Tornac resopló de miedo y trató de salir en estampida cuando
Saphira se aferró a los flancos del caballo con las zarpas, pero
ella lo agarró con fuerza. Tornac giraba alocadamente los ojos de
un lado a otro, cuyos iris parecía que desaparecían, engullidos por
el globo ocular. Eragon trató de calmar mentalmente al caballo,
pero el pánico del animal rechazaba el contacto. Antes de que
Tornac intentara escapar de nuevo, Saphira se elevó en el cielo
empujando con tal fuerza con las patas traseras que las zarpas
rasgaron las rocas. Batió las alas con furia luchando por alzar
aquella enorme carga, y por un momento, pareció que fuera a caer de
nuevo al suelo. Luego, de un tirón, alzó el vuelo. Tornac chillaba
de terror, daba coces y se movía bruscamente produciendo un sonido
terrible, como si alguien rascara un metal.

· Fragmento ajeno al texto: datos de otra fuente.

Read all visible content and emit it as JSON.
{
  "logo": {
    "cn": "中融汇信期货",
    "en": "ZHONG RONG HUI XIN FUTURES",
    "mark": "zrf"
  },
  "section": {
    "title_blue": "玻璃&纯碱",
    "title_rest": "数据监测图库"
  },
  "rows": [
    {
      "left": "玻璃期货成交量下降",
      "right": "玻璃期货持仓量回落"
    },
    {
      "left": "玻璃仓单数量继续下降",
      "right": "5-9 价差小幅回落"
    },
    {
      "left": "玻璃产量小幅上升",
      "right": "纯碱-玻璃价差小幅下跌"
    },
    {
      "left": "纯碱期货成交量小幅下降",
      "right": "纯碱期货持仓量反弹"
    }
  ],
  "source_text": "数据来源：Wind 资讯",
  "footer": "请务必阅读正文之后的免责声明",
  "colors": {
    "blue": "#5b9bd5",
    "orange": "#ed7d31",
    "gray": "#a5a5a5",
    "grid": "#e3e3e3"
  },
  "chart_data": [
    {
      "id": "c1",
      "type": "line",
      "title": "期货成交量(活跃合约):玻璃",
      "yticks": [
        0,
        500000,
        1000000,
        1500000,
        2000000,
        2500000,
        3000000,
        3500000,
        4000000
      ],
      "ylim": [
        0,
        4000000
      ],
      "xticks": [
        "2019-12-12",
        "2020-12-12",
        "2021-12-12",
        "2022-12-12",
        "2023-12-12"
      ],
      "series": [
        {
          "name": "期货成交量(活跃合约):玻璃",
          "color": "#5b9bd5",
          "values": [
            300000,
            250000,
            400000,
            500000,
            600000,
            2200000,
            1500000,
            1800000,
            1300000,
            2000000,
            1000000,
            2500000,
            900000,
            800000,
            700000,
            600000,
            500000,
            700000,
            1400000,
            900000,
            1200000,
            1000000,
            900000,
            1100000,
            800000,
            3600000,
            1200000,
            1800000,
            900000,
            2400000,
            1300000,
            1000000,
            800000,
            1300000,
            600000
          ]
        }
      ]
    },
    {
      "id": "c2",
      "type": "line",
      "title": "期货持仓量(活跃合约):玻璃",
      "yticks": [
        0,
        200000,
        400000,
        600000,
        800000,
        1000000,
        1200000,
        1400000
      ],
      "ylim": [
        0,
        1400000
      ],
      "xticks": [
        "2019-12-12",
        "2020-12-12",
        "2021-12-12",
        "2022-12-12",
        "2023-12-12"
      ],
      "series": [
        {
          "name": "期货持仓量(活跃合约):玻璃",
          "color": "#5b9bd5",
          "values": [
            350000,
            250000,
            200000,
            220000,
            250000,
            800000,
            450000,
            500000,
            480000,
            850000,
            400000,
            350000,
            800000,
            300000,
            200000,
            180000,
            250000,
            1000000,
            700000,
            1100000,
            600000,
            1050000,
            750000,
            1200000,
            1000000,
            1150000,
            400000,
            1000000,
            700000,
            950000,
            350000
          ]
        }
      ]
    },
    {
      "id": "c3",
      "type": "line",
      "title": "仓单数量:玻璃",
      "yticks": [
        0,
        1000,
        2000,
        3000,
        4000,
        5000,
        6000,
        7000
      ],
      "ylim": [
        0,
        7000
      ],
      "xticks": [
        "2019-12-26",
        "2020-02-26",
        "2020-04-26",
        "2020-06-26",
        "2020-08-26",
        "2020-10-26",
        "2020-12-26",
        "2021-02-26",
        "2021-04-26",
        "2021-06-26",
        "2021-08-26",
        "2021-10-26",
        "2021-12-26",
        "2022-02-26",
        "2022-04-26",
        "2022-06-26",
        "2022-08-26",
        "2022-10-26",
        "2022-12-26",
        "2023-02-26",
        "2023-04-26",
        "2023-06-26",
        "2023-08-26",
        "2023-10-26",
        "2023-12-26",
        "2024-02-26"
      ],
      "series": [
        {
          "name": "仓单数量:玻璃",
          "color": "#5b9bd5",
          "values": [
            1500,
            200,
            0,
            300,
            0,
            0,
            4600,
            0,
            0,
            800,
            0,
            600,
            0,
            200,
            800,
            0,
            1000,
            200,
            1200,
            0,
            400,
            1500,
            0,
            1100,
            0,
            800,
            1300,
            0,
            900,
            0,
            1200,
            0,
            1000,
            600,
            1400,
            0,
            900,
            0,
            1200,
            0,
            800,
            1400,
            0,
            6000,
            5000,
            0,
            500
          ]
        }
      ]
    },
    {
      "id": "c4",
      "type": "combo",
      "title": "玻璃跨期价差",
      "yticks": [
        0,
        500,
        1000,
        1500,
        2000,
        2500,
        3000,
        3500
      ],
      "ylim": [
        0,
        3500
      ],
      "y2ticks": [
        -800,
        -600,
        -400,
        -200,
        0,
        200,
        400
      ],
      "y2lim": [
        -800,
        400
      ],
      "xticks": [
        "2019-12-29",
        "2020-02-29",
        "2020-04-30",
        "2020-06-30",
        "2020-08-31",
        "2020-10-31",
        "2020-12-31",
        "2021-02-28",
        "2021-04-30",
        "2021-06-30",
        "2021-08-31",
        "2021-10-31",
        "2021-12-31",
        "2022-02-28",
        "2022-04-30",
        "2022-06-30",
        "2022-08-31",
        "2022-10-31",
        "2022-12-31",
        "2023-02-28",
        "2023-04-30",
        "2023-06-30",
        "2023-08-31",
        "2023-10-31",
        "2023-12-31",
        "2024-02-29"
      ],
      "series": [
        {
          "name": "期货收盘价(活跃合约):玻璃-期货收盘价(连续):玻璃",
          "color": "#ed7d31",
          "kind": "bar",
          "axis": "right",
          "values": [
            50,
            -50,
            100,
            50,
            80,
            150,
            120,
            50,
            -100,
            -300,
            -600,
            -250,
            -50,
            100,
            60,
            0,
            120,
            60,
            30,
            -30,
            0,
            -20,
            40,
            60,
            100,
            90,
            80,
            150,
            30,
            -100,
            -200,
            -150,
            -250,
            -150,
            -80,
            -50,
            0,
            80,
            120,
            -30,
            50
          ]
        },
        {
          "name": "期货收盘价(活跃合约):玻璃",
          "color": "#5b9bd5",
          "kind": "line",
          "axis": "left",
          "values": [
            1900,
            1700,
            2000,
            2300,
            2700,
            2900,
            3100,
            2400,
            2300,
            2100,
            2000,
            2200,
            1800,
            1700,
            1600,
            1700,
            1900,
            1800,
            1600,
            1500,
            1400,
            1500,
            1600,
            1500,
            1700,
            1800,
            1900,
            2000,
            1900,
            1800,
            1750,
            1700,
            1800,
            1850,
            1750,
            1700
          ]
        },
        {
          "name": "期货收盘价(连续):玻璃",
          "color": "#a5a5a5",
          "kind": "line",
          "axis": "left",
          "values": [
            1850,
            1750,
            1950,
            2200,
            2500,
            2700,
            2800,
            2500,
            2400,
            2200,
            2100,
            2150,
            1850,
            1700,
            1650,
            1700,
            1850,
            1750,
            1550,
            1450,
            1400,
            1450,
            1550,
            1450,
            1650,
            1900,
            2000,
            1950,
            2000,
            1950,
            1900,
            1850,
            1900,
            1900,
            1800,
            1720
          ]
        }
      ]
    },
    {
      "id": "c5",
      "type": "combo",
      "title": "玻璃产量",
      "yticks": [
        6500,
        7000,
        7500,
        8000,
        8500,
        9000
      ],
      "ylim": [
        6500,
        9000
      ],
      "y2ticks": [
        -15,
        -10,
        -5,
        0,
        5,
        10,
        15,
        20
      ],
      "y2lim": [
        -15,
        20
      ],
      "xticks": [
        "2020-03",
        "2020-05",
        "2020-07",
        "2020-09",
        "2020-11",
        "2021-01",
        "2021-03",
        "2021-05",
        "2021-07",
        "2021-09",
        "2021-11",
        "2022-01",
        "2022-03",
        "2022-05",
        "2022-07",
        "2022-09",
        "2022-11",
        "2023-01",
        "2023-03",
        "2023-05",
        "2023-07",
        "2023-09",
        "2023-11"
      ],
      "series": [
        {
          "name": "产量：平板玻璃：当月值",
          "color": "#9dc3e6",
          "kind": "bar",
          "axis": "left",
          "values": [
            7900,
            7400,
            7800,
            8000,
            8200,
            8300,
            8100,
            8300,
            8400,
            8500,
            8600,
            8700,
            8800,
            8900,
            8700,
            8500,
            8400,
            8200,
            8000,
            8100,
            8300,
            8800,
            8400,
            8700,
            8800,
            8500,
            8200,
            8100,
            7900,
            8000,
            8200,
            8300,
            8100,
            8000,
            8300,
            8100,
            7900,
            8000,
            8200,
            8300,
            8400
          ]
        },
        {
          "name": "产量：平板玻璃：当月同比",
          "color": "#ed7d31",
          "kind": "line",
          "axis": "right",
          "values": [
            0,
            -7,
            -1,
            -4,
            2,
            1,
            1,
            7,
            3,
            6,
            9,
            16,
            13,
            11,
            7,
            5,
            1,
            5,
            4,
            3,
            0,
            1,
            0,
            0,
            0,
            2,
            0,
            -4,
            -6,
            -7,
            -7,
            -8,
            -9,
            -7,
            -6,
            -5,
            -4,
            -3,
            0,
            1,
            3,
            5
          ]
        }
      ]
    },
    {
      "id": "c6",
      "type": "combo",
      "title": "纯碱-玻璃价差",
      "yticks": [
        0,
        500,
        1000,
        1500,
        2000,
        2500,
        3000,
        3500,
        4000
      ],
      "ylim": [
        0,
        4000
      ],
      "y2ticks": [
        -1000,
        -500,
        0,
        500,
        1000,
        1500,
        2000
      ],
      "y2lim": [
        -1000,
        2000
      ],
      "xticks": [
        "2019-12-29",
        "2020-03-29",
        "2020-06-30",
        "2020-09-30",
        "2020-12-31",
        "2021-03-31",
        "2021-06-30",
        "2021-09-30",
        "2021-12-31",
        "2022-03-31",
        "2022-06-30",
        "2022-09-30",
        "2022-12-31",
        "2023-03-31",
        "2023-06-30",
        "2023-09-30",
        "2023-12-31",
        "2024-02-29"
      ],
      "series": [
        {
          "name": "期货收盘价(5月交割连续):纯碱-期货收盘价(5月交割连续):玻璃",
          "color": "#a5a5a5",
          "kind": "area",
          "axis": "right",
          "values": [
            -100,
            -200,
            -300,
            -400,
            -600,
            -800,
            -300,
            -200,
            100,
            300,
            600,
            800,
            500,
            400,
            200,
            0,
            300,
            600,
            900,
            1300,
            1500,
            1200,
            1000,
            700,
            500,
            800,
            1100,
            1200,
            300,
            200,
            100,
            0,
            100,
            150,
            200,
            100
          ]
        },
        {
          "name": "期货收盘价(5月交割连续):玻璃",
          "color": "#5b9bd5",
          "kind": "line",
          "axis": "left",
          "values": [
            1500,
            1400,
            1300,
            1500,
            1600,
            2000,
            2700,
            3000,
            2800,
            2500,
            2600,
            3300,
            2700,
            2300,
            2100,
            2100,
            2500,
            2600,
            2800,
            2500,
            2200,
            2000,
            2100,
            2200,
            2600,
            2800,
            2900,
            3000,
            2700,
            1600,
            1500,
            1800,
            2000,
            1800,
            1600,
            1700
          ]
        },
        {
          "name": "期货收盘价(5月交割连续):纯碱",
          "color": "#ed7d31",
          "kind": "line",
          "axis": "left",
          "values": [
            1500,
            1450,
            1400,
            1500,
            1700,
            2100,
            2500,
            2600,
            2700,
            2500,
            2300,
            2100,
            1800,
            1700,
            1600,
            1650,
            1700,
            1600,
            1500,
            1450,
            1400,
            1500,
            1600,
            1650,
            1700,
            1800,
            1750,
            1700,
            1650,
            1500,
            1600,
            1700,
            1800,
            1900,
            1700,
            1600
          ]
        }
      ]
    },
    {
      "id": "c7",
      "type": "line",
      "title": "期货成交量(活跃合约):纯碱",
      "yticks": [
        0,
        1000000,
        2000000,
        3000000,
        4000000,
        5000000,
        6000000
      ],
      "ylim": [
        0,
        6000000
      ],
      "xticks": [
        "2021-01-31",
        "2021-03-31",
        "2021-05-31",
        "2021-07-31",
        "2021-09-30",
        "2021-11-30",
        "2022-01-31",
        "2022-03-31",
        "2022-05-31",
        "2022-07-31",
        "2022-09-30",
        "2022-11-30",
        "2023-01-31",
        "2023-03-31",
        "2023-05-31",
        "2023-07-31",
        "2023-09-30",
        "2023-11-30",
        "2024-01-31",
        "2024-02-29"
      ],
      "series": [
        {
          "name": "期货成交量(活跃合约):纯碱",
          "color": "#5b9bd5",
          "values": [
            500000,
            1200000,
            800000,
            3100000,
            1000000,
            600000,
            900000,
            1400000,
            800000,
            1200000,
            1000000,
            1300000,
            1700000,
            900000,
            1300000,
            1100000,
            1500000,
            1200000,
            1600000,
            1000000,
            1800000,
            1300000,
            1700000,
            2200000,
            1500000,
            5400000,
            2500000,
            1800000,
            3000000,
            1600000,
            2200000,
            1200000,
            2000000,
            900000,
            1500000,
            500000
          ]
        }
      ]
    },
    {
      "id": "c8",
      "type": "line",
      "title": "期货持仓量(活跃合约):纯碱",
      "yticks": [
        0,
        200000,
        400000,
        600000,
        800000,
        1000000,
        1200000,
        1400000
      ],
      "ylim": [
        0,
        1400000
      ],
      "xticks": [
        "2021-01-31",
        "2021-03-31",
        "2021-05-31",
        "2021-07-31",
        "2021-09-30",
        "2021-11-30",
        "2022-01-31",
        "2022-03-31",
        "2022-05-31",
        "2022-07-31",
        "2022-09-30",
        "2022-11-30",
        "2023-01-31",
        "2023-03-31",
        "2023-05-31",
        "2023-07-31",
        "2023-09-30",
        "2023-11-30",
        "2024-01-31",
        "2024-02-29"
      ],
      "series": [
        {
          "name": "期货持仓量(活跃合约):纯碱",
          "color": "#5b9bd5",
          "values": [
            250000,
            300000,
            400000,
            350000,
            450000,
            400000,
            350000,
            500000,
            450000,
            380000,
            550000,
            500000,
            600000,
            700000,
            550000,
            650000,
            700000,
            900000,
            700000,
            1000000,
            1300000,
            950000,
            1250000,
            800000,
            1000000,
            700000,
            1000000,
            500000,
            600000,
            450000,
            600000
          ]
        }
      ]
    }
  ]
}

Eragon soltó una maldición y se preguntó si habría alguien
suficientemente cerca para oírlo.
Será mejor que te des prisa, Saphira.
Mientras esperaba, prestó atención por si oía ruidos de los
posibles soldados y escrutó el oscuro paisaje por si alguna
antorcha los delataba. Pronto detectó una línea de jinetes que
descendían por una ladera, tan sólo a algo más de cinco kilómetros
de distancia.
En cuanto Saphira descendió, Eragon acercó a Nieve de Fuego
hasta la dragona.
El estúpido animal de Murtagh está histérico. El chico ha
tenido que atarlo para evitar que se escapara.
Saphira agarró a Nieve de Fuego y se lo llevó, ignorando
también las estridentes protestas del animal. Eragon los vio salir
y se sintió solo en la noche. Los jinetes ya estaban a poco más de
un kilómetro.
Por fin Saphira llegó a por él, y pronto se encontraron de
nuevo en tierra firme, con el Ramr detrás de ellos. Después de
calmar a los caballos y ajustar las sillas de montar, reanudaron su
huida hacia las montañas Beor, al tiempo que los cantos de
lospájaros inundaban el ambiente para recibir al nuevo
día.
Eragon daba cabezadas incluso mientras cabalgaba y casi no se
daba cuenta de que Murtagh iba tan dormido como él. A veces ninguno
de los dos guiaba a sus propios caballos, y sólo la vigilancia de
Saphira los mantenía en la dirección adecuada.
Al fin la tierra se ablandó y empezó a ceder bajo sus
pisadas, lo que los obligó a detenerse. El sol lucía en lo alto, y
el río Ramr ya no era más que una línea difusa a espaldas de los
viajeros.
Habían llegado al desierto de Hadarac.